Sulla morale della Chiesa visibile, voglio risparmiare a chi ci legge la tediosa elencazione di tutti gli errori e gli orrori commessi in duemila anni (roghi, massacri di eretici, Inquisizione, abusi sui bambini, persecuzione degli ebrei, la pena di morte per ghigliottina fino al 1870), per soffermarmi soltanto sul fatto che, in materia di sesso, almeno fino alla Controriforma, la Chiesa è stata qualcosa di diverso da ciò che imponeva ai fedeli, e non lo sostengo io ma un religioso, fra’ Girolamo Savonarola già nel 1496: «Fatti in qua, ribalda Chiesa, fatti in qua ed ascolta quello che il Signore ti dice […] Sei fatta meretrice sfacciata; tu sei peggio che bestia; tu sei un mostro abominevole». Com’era prevedibile, il papa Alessandro VI Borgia, al quale erano dirette le invettive, fece bruciare il Savonarola in piazza della Signoria a Firenze come eretico. E che dire dell’altro papa dichiaratamente omosessuale Giulio III che addirittura nominò cardinale il suo diciassettenne fidanzato? Ovviamente la Chiesa di Roma non è stata soltanto questo, ma è stata anche questo.
Oddio, non è che negli anni successivi i vizi carnali del clero siano cambiati, sono diventati soltanto più discreti, tant’è che, quando nel 1849 i garibaldini andarono a combattere per la Repubblica Romana, trovarono in alcuni palazzi requisiti ai monsignori scappati al seguito del papa molti sex toys dell’epoca, fatti di cuoio morbido rosato. Però, almeno fino a Benedetto XVI i preti avevano salvato la faccia e, strano a dirsi, a incoraggiare l’omosessualità nella Chiesa era stato proprio il papa che adesso si lamenta per l’eccesso di frociaggine nei seminari. Infatti, Bergoglio così rispose ai giornalisti del seguito che lo avevano stuzzicato sulle lobby gay in Vaticano durante il viaggio di ritorno da Rio de Janeiro nel mese di luglio del 2013: «Se una persona è gay e cerca il Signore e ha buona volontà, chi sono io per giudicarla?». Il pretone di campagna in talare bianca aveva dimenticato, evidentemente, che già dal 2015, pontefice Benedetto XVI, il dicastero vaticano per il clero aveva stabilito (e lui successivamente avallato) che “La Chiesa, pur rispettando profondamente le persone in questione, non può ammettere al Seminario e agli Ordini sacri coloro che praticano l’omosessualità, o presentano tendenze omosessuali profondamente radicate, oppure sostengono la cosiddetta cultura gay”. Ma tant’è…

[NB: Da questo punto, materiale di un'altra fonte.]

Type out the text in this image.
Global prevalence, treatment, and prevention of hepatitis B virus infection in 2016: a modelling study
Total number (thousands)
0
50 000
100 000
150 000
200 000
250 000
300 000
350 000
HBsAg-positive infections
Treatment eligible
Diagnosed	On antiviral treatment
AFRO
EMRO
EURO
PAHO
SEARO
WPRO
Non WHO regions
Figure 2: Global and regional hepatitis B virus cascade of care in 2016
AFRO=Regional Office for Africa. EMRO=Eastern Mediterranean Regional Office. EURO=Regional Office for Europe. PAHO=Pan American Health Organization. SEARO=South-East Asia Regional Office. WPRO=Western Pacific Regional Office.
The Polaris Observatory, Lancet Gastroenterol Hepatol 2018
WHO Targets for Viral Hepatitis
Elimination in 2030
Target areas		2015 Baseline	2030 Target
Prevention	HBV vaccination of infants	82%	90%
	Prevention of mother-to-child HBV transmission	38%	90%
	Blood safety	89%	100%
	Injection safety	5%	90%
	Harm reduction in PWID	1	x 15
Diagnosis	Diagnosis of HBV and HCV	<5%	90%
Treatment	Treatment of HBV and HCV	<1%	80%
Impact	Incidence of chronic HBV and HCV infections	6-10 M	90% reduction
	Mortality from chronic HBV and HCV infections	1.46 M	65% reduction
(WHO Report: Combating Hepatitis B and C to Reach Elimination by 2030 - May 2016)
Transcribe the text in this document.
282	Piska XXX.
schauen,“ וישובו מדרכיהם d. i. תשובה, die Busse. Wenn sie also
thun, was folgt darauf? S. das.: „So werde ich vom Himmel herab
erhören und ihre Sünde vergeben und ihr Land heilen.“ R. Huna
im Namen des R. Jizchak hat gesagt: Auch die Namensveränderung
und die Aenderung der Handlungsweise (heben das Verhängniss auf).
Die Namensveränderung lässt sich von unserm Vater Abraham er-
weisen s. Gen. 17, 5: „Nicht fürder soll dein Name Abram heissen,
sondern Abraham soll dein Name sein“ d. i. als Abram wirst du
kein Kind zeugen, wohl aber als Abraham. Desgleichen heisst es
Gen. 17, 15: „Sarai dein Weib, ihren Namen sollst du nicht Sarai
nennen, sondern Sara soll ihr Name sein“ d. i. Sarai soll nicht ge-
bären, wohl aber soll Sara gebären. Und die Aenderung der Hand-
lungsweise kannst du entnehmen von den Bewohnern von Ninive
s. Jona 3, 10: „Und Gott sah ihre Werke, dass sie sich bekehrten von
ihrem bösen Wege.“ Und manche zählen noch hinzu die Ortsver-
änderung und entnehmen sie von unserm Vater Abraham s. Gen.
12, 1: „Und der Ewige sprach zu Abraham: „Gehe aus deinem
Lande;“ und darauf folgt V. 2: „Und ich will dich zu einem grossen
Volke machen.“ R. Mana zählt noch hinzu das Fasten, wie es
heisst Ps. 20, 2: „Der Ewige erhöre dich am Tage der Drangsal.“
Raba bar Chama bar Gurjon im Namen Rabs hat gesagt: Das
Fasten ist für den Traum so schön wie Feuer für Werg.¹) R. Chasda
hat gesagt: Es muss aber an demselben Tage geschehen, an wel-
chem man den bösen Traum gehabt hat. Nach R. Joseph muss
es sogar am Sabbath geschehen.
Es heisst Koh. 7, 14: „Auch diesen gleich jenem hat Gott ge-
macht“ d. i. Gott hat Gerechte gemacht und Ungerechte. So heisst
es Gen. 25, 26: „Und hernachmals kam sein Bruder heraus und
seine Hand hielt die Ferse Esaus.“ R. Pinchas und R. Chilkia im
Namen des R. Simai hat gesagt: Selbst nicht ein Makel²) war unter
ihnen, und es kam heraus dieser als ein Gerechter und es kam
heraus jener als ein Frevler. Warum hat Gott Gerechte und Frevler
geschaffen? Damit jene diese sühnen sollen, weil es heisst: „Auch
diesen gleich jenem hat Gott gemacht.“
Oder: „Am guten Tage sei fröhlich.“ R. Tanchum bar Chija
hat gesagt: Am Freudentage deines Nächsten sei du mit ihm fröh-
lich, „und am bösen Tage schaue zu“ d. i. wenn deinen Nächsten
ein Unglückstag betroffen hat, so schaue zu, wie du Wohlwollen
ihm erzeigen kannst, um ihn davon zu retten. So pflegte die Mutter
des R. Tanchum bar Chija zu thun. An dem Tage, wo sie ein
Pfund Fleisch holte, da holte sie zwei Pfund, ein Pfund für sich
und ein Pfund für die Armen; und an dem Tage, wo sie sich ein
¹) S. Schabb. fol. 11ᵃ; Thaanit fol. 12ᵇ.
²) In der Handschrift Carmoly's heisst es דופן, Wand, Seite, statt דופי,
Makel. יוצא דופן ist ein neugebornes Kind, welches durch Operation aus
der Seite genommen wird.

Siccome l’amore, anche quello omosessuale, non conosce ragione e prudenza, forte di cotanto avallo, due anni dopo il teologo polacco Krzysztof Olaf Charamsa, segretario presso la congregazione per la dottrina della fede, pensate, fece coming out facendosi fotografare, tra l’altro, in abito talare e in teneri atteggiamenti col fidanzato.
Non ci vuole certo l’acume di Richelieu per capire che il termine adoperato dal papa (In un’assemblea della Cei a porte chiuse!) è stato fatto girare da uno o più cardinali per vendetta. Perché vendetta? Perché, anche se qualche giorno dopo la sua uscita sulla frociaggine nei seminari ha chiarito che nella Chiesa c’è posto per tutti, il papa ha comunque tagliato le gambe a quei prelati, e non sono pochi a quanto pare, che volevano rendere ufficialmente tollerata l’omosessualità nella Chiesa, con uno di quei cavillosi distinguo per i quali il clero va famoso, tra gli atti e le tendenze, come dire – per usare il linguaggio del sommo pontefice dei cattolici – che la frociaggine non è una controindicazione per la vita religiosa se un seminarista o un prete froci si astengono dal fare i froci. Lampante, no?
Come era prevedibile, il mondo Lgbt+, che fino a poco fa lo adorava, si è scagliato a testa bassa contro Bergoglio: “Il Papa arretra sui diritti Lgbt+ e discrimina i seminaristi gay – Se tale dichiarazione discriminatoria verrà confermata dalla Chiesa, chiediamo che il governo [che è ancora più antigay del papa – ndr] blocchi i fondi dell’8×1000 – Vorremmo capire come verranno identificati i seminaristi gay”. In effetti lo vorremmo capire pure noi e forse lo stesso papa costretto ad una marcia indietro sulla frociaggine dalla soffiata di un vescovo interessato a sabotare la sua controriformina sull’omosessualità, esattamente come furono sabotati gli intenti riformatori di Ratzinger sulla moralità della Chiesa.